Marshall Munetsi hopes Govt will do right the thing to have FIFA ban lifted
Warriors midfielder Marshall Munetsi has continued to express his worry over the ban that the Zimbabwe Football Association (ZIFA) were slapped with by the world football governing body, FIFA, at the start of the year.
The Stade Reims midfielder’s sentiments particularly involve the welfare of budding footballers whom he believes have been affected by the ongoing FIFA suspension.
Speaking to BBC Sport Africa, Munetsi said Zimbabwe’s ban from all international football activities by FIFA in February due to third party interference will impact the country’s young talented footballers.
“This ban has affected young players who have an ambition to be like me by coming to Europe,” he told BBC Sport Africa.
“It’s playing for my national team that gave me the opportunity to play against big countries and big players. It’s something that is sad and frustrating for us as a country, and for players.
“It’s a very complicated topic and I just hope the people involved can solve this because Fifa puts these rules [in place] to protect football.

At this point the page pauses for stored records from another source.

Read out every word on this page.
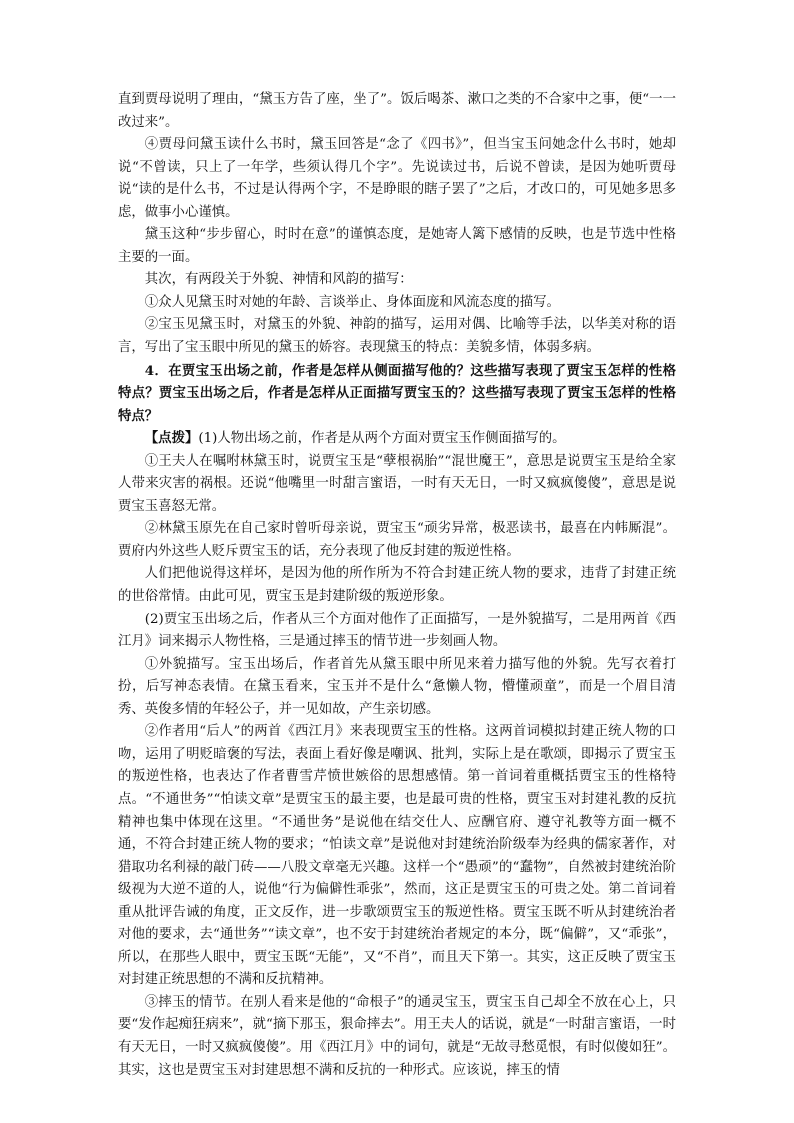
直到贾母说明了理由，“黛玉方告了座，坐了”。饭后喝茶、漱口之类的不合家中之事，便“一一改过来”。

④贾母问黛玉读什么书时，黛玉回答是“念了《四书》”，但当宝玉问她念什么书时，她却说“不曾读，只上了一年学，些须认得几个字”。先说读过书，后说不曾读，是因为她听贾母说“读的是什么书，不过是认得两个字，不是睁眼的瞎子罢了”之后，才改口的，可见她多思多虑，做事小心谨慎。

黛玉这种“步步留心，时时在意”的谨慎态度，是她寄人篱下感情的反映，也是节选中性格主要的一面。

其次，有两段关于外貌、神情和风韵的描写：

①众人见黛玉时对她的年龄、言谈举止、身体面庞和风流态度的描写。

②宝玉见黛玉时，对黛玉的外貌、神韵的描写，运用对偶、比喻等手法，以华美对称的语言，写出了宝玉眼中所见的黛玉的娇容。表现黛玉的特点：美貌多情，体弱多病。

4．在贾宝玉出场之前，作者是怎样从侧面描写他的？这些描写表现了贾宝玉怎样的性格特点？贾宝玉出场之后，作者是怎样从正面描写贾宝玉的？这些描写表现了贾宝玉怎样的性格特点？

【点拨】(1)人物出场之前，作者是从两个方面对贾宝玉作侧面描写的。

①王夫人在嘱咐林黛玉时，说贾宝玉是“孽根祸胎”“混世魔王”，意思是说贾宝玉是给全家人带来灾害的祸根。还说“他嘴里一时甜言蜜语，一时有天无日，一时又疯疯傻傻”，意思是说贾宝玉喜怒无常。

②林黛玉原先在自己家时曾听母亲说，贾宝玉“顽劣异常，极恶读书，最喜在内帏厮混”。贾府内外这些人贬斥贾宝玉的话，充分表现了他反封建的叛逆性格。

人们把他说得这样坏，是因为他的所作所为不符合封建正统人物的要求，违背了封建正统的世俗常情。由此可见，贾宝玉是封建阶级的叛逆形象。

(2)贾宝玉出场之后，作者从三个方面对他作了正面描写，一是外貌描写，二是用两首《西江月》词来揭示人物性格，三是通过摔玉的情节进一步刻画人物。

①外貌描写。宝玉出场后，作者首先从黛玉眼中所见来着力描写他的外貌。先写衣着打扮，后写神态表情。在黛玉看来，宝玉并不是什么“惫懒人物，懵懂顽童”，而是一个眉目清秀、英俊多情的年轻公子，并一见如故，产生亲切感。

②作者用“后人”的两首《西江月》来表现贾宝玉的性格。这两首词模拟封建正统人物的口吻，运用了明贬暗褒的写法，表面上看好像是嘲讽、批判，实际上是在歌颂，即揭示了贾宝玉的叛逆性格，也表达了作者曹雪芹愤世嫉俗的思想感情。第一首词着重概括贾宝玉的性格特点。“不通世务”“怕读文章”是贾宝玉的最主要，也是最可贵的性格，贾宝玉对封建礼教的反抗精神也集中体现在这里。“不通世务”是说他在结交仕人、应酬官府、遵守礼教等方面一概不通，不符合封建正统人物的要求；“怕读文章”是说他对封建统治阶级奉为经典的儒家著作，对猎取功名利禄的敲门砖——八股文章毫无兴趣。这样一个“愚顽”的“蠢物”，自然被封建统治阶级视为大逆不道的人，说他“行为偏僻性乖张”，然而，这正是贾宝玉的可贵之处。第二首词着重从批评告诫的角度，正文反作，进一步歌颂贾宝玉的叛逆性格。贾宝玉既不听从封建统治者对他的要求，去“通世务”“读文章”，也不安于封建统治者规定的本分，既“偏僻”，又“乖张”，所以，在那些人眼中，贾宝玉既“无能”，又“不肖”，而且天下第一。其实，这正反映了贾宝玉对封建正统思想的不满和反抗精神。

③摔玉的情节。在别人看来是他的“命根子”的通灵宝玉，贾宝玉自己却全不放在心上，只要“发作起痴狂病来”，就“摘下那玉，狠命摔去”。用王夫人的话说，就是“一时甜言蜜语，一时有天无日，一时又疯疯傻傻”。用《西江月》中的词句，就是“无故寻愁觅恨，有时似傻如狂”。其实，这也是贾宝玉对封建思想不满和反抗的一种形式。应该说，摔玉的情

“If our government doesn’t respect this, then we don’t deserve to play. I just hope the government can do the right thing and make sure we are able to play in the coming games.”
It is not the first time that the former Orlando Pirates player has spoken about Zimbabwe’s ban by FIFA.
In March, he took to his Twitter account to reveal he prays the parties involved which are the government arm, the SRC and the Felton Kamambo led suspended ZIFA board dialogue and reach a common ground.
“The ban on our national teams from international football and our local teams from international cup competitions is quite sad.
“l pray the parties involved can get to a resolution quickly so that we can get back to playing international football soon. And the decisions made will in fact pave a way for better running of our football,” read part of his long tweet.
Meanwhile, he further told BBC Sport Africa that players must be communicated with amid the feud which saw Zimbabwe getting banned from participating in all international football activities including the continental club football competitions.
“The thing is that they never communicate with the players. These are people who are just in positions because they maybe know so in government. They don’t know anything about football,” Munetsi added.
“For us, it hurts us a lot because this is our life. This is football and it’s something that can change a nation, that can change a lot of fortunes for the country.
“They have to ask us about certain things because, if you hear the accusations, it’s something that doesn’t have anything to do with football – it’s all politics.
“Fifa has a say on it, but they also have to communicate with us.”